Domino model APIs are scalable, high-availability REST services. Use the Deployment tab of the model settings page to configure the following items for your model:
-
The number of model hosts serving your model.
-
The compute resources available to your model hosts.
-
The number of routes (or versions) you want to expose.
API requests are handled sequentially due to limitations of the Python and R runtimes. If your code processes requests slowly, this can cause other requests in the queue to timeout. When scaling your model, consider whether your code is memory intensive, CPU intensive, and so on.

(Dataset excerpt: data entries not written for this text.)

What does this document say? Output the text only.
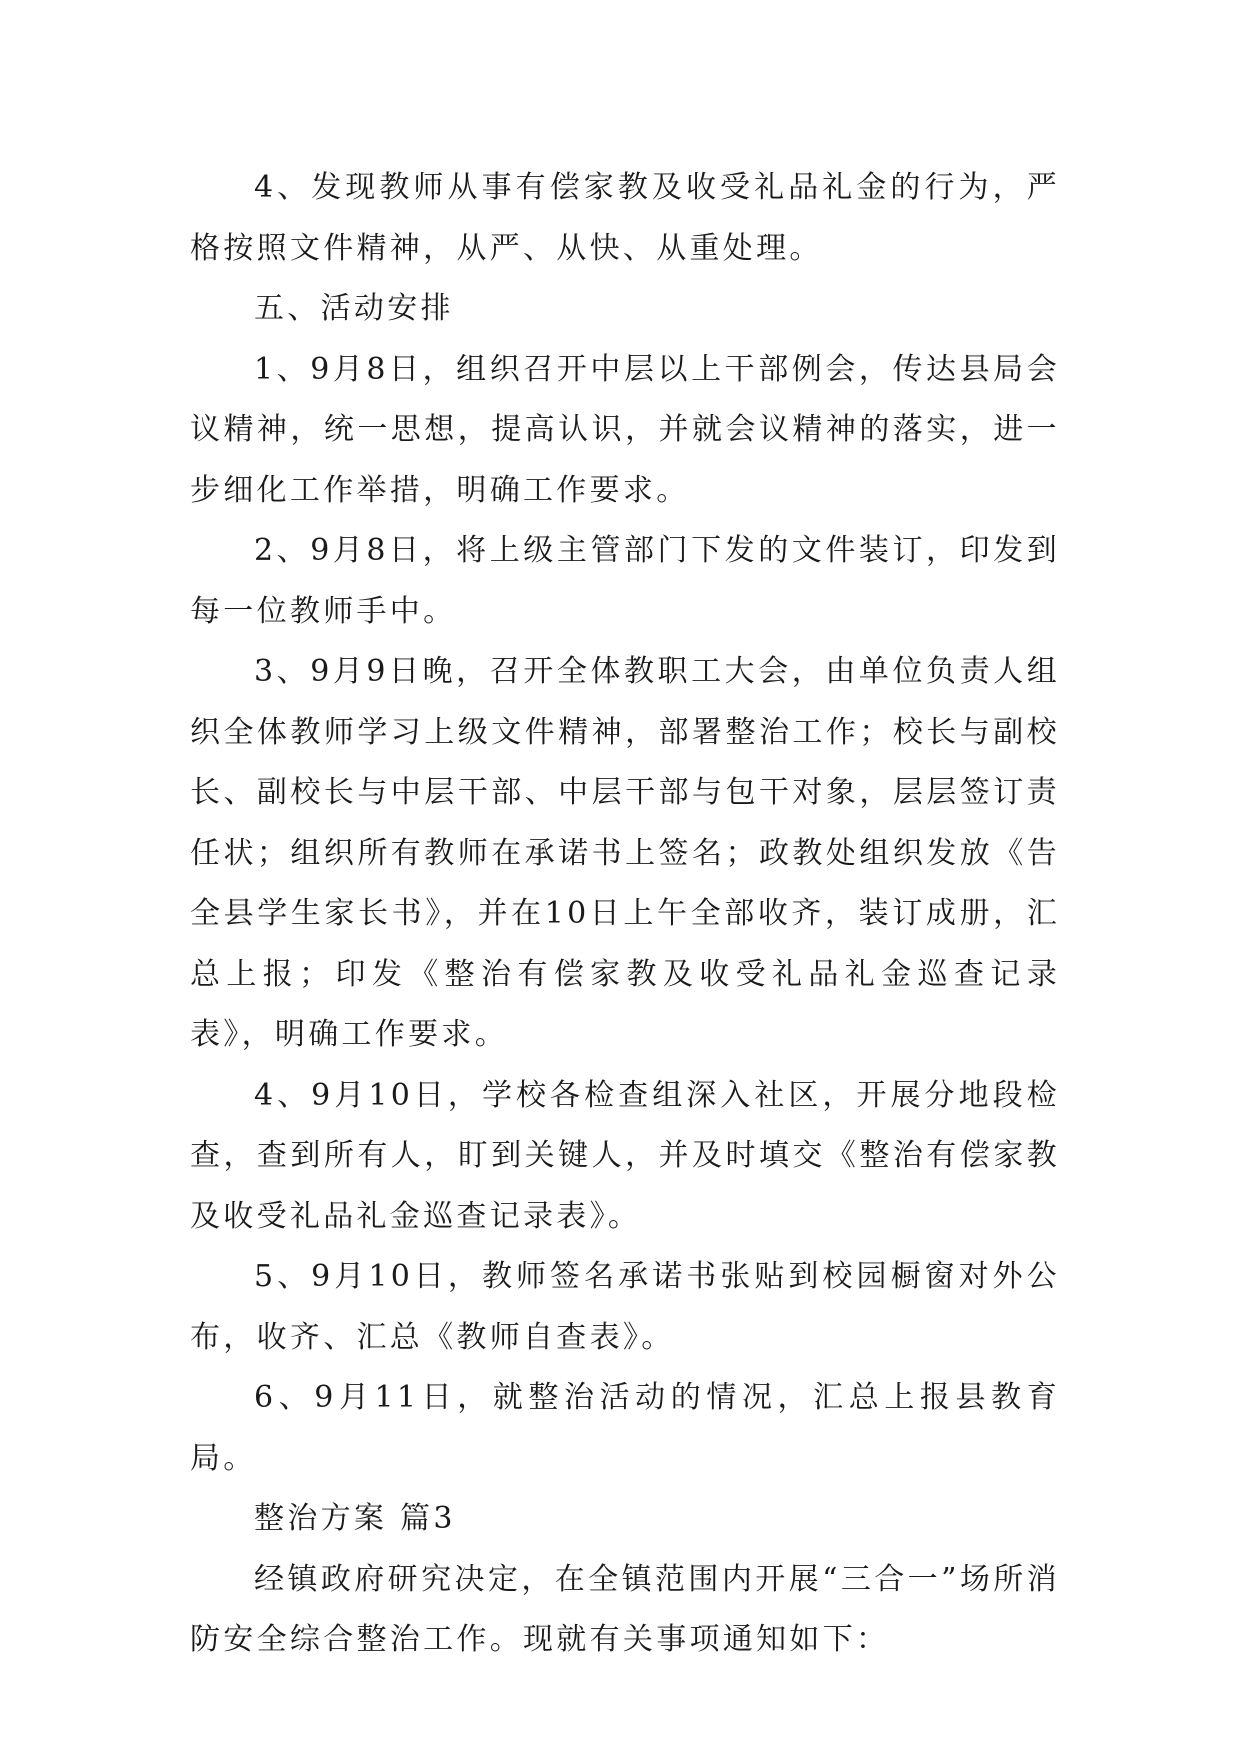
4、发现教师从事有偿家教及收受礼品礼金的行为，严格按照文件精神，从严、从快、从重处理。

五、活动安排

1、9月8日，组织召开中层以上干部例会，传达县局会议精神，统一思想，提高认识，并就会议精神的落实，进一步细化工作举措，明确工作要求。

2、9月8日，将上级主管部门下发的文件装订，印发到每一位教师手中。

3、9月9日晚，召开全体教职工大会，由单位负责人组织全体教师学习上级文件精神，部署整治工作；校长与副校长、副校长与中层干部、中层干部与包干对象，层层签订责任状；组织所有教师在承诺书上签名；政教处组织发放《告全县学生家长书》，并在10日上午全部收齐，装订成册，汇总上报；印发《整治有偿家教及收受礼品礼金巡查记录表》，明确工作要求。

4、9月10日，学校各检查组深入社区，开展分地段检查，查到所有人，盯到关键人，并及时填交《整治有偿家教及收受礼品礼金巡查记录表》。

5、9月10日，教师签名承诺书张贴到校园橱窗对外公布，收齐、汇总《教师自查表》。

6、9月11日，就整治活动的情况，汇总上报县教育局。

整治方案 篇3

经镇政府研究决定，在全镇范围内开展“三合一”场所消防安全综合整治工作。现就有关事项通知如下：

Scale all models (Python only)
-
As an administrator, go to Advanced > Central Config.
-
If the
com.cerebro.domino.modelmanager.uWsgi.workerCount config
key is not listed on the Configuration Management page, click Add Record.-
At the end of the list, in the key column, enter
com.cerebro.domino.modelmanager.uWsgi.workerCount
.
-
-
If the key is already listed, click the pencil icon to change its value.
-
-
In the value column, set the key to a value greater than its default value of
1
to increase the uWSGI worker count. See https://uwsgi-docs.readthedocs.io/en/latest/ for more information. -
Click Create.
-
Under the Configuration Management page title, the system shows the following message: “Changes here do not take effect until services are restarted. Click here to restart services.” Click the here link to restart the services.
Scale model versions
You can scale each version of your model in the following ways:
-
Horizontally
Select the number of model instances that you want running at any given time. Domino automatically load-balances requests to the model endpoint between these instances. A minimum of two instances (default) provides a high-availability setup. Domino supports up to 32 instances per model.
-
Vertically
Select a hardware tier that determines the amount of RAM and CPU resources available to each model instances.

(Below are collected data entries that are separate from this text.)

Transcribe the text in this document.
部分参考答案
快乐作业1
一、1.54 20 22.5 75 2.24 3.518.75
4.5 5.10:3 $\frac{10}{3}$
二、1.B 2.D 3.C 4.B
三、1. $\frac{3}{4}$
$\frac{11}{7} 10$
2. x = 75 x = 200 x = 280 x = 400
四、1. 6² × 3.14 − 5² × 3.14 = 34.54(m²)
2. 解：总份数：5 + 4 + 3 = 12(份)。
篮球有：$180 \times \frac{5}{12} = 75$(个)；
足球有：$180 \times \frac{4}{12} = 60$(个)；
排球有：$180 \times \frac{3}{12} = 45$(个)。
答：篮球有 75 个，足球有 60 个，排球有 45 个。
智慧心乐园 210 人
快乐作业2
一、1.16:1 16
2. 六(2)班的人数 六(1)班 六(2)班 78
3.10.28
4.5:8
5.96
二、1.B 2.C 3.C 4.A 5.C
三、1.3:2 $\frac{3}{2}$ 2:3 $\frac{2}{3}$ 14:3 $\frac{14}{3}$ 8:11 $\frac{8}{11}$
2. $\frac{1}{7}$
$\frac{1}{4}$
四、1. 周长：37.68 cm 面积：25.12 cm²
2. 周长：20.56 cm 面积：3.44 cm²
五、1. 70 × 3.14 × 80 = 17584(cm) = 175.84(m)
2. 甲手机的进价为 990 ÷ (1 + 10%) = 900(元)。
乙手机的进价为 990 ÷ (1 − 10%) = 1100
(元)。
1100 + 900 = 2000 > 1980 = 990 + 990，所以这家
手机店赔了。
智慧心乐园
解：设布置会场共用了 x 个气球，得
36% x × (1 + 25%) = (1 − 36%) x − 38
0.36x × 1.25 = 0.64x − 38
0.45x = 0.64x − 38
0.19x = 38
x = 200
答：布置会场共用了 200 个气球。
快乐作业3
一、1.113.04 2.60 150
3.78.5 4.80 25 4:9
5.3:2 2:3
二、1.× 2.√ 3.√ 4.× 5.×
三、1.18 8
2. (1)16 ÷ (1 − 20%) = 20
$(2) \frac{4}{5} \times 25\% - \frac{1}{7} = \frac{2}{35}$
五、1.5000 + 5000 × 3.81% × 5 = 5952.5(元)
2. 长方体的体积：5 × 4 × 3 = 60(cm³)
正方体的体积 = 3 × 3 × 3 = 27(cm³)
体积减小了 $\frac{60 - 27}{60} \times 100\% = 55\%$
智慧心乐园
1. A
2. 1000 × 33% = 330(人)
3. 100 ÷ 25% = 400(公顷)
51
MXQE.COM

If you make changes to scale the model, you must restart it.
For R model APIs, set the Compute Resources per instance to at least 1 GB. The R model API container requires at least 720 GB RAM to run. Then, the other containers that get created such as Istio and fluentbit require additional memory.
Domino supports the following routing modes.
-
Basic mode
In this mode, you only have one route exposed that always points to the latest successfully deployed model version. When you deploy a new one, the old one is shut down and replaced with the new one while maintaining availability. The route has the following signature:
Latest:
/models/<modelId>/latest/model
-
Advanced mode
In this mode, you can have a promoted version and a latest version running. This allows you to have a workflow where your clients always point to the promoted version and you can test with the latest. When the latest version is ready for production, you can seamlessly switch it to be the promoted version with no downtime. The routes have the following signature:
Latest:
/models/<modelId>/latest/model
Promoted:
/models/<modelId>/labels/prod/model